When I open my hands to sorrow and toil, what am I receiving, really?

Romans 8:28
And we know that in all things God works for the good of those who love him, who have been called according to his purpose. 

I submit to you, I am still receiving blessing. I can open my hands with the same joy, with the same assurance, because of His promises.

When we tell a fifteen month old not to cross the street, he can't understand why. When the economy tanks and we lose our home, we can't possibly know the outcome. We're as blind as the fifteen-month-old baby. 

But God. 

He tells us His grace is sufficient. He tells us he works all things for our good. He tells us he'll never leave us nor forsake us. He tells us he's preparing a place for us in his Father's House.

I believe all His promises. Do you?

Thanks-living is opening your hands to all the blessings--the ones that taste like chocolate cream pie, and the ones that taste like lima beans. They're all good. 

He promises.


So thanks-living is believing. It's seeing with His eyes. It's saying yes to now. It's receiving Him. 

In every moment we don't wish away, we're receiving Him. 

Not just so we can feel happy, but so we can bring Him glory. 

In receiving Him, we bring Him Glory. 


So thanks-living is a moment to moment receiving and giving, at the same time. It's full communion with the Father.


It's beautiful.

My thanks-living list for today:

~ My three-year-old playing in the mud happy as a lark, looking for worms. 

~ Peter reading about bees and telling me how amazing God is. How brilliant His creation is.

~ Peter transplanting things in our garden, and coming in for his evening shower, telling me how hard he worked and how much he loves gardening.

~ My five-year-old daughter telling me that most of all, she wants to me a mom. And then maybe babysit other children.

~ The teacher we met with last week asked Peter why he wants to be a farmer. Peter answered, "I think it's what God wants me to do."  (His soul soars when he works the land, so I tend to think Peter is right.)

~ Paul whipping up some pumpkin muffins this morning, healthy ones suitable for breakfast, and telling me with a smile on his face, "Mommy, I just love to bake."

~ The Holy Spirit speaking to me right away, every time I wish a hard moment away.

~ Homeschooling; I've never spent a single moment regretting homeschooling.

~ 17 novels for $42 from one seller, and then another seller selling 4 more (exactly the ones I needed) for $14. The cheapest you can get any novel from Amazon, used, is $4 all included. Not all novels sell this cheaply on Amazon--$4 is the best case scenario. And buying individually requires a ton of time

The way it worked out? A God thing. If I'd had the money to click a few buttons and buy them all new from Sonlight, what would God have received?
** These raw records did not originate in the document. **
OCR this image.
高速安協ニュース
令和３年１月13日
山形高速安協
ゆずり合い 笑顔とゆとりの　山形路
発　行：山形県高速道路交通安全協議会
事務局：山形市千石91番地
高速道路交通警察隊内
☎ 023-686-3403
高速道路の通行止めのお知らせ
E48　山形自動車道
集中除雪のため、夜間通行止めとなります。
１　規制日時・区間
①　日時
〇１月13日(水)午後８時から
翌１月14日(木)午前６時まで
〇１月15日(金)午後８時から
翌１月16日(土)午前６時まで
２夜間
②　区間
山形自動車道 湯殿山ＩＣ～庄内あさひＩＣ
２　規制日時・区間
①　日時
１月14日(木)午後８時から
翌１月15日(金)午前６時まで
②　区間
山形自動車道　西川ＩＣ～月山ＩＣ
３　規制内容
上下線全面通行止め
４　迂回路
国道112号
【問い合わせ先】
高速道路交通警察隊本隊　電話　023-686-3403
Not this due glory. When money is abundant we tend to think we earned it. That we deserved it--discounting who created us with the talents, skills, country-of-origin, and family situation, which all worked together, facilitating success. This is why it's written: Mark 10:25 It is easier for a camel to go through the eye of a needle than for a rich man to enter the kingdom of God."

~ That I need God. I really need Him.

~ That hard times work out for my good, and if I open my heart to them, I'll taste the chocolate pie instead of the lima beans. (Forgive me if you love lima beans).
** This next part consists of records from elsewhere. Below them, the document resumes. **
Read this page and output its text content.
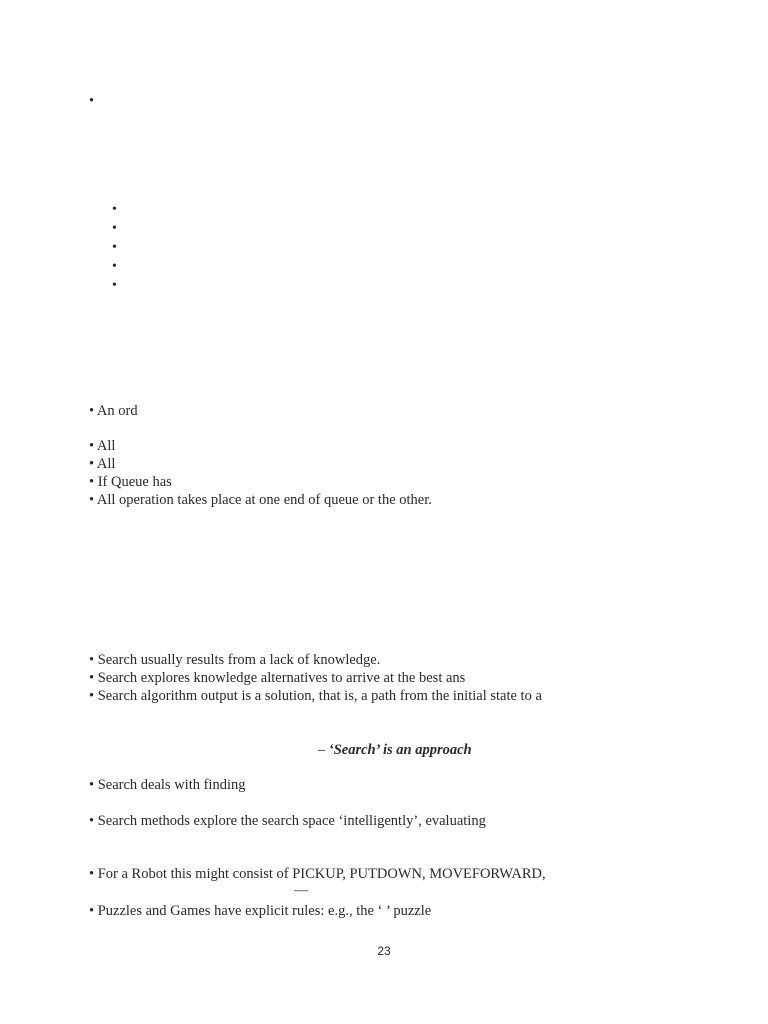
•
•
•
•
•
•
• An ord
• All
• All
• If Queue has
• All operation takes place at one end of queue or the other.
• Search usually results from a lack of knowledge.
• Search explores knowledge alternatives to arrive at the best ans
• Search algorithm output is a solution, that is, a path from the initial state to a
– ‘Search’ is an approach
• Search deals with finding
• Search methods explore the search space ‘intelligently’, evaluating
• For a Robot this might consist of PICKUP, PUTDOWN, MOVEFORWARD,
—
• Puzzles and Games have explicit rules: e.g., the ‘ ’ puzzle
23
~ That every time we go to the doctor, we have opportunity to spread the Gospel. To point the way to Him.

~ That Peter asked his new neighborhood friend, Aidan, if his five-year-old sister could come over as well to play with Mary and Beth. Aidan's parents said yes, and five-year-old Vanessa came over. Miss Mary was so excited, she ran up to me after they'd played a bit, hugged me tightly, and said, "Mommy, can you believe it? I have a new friend!" 

~ My husband loves his children and lives for them, too. Gives all of himself for their good, just like their Heavenly Father does. Amen!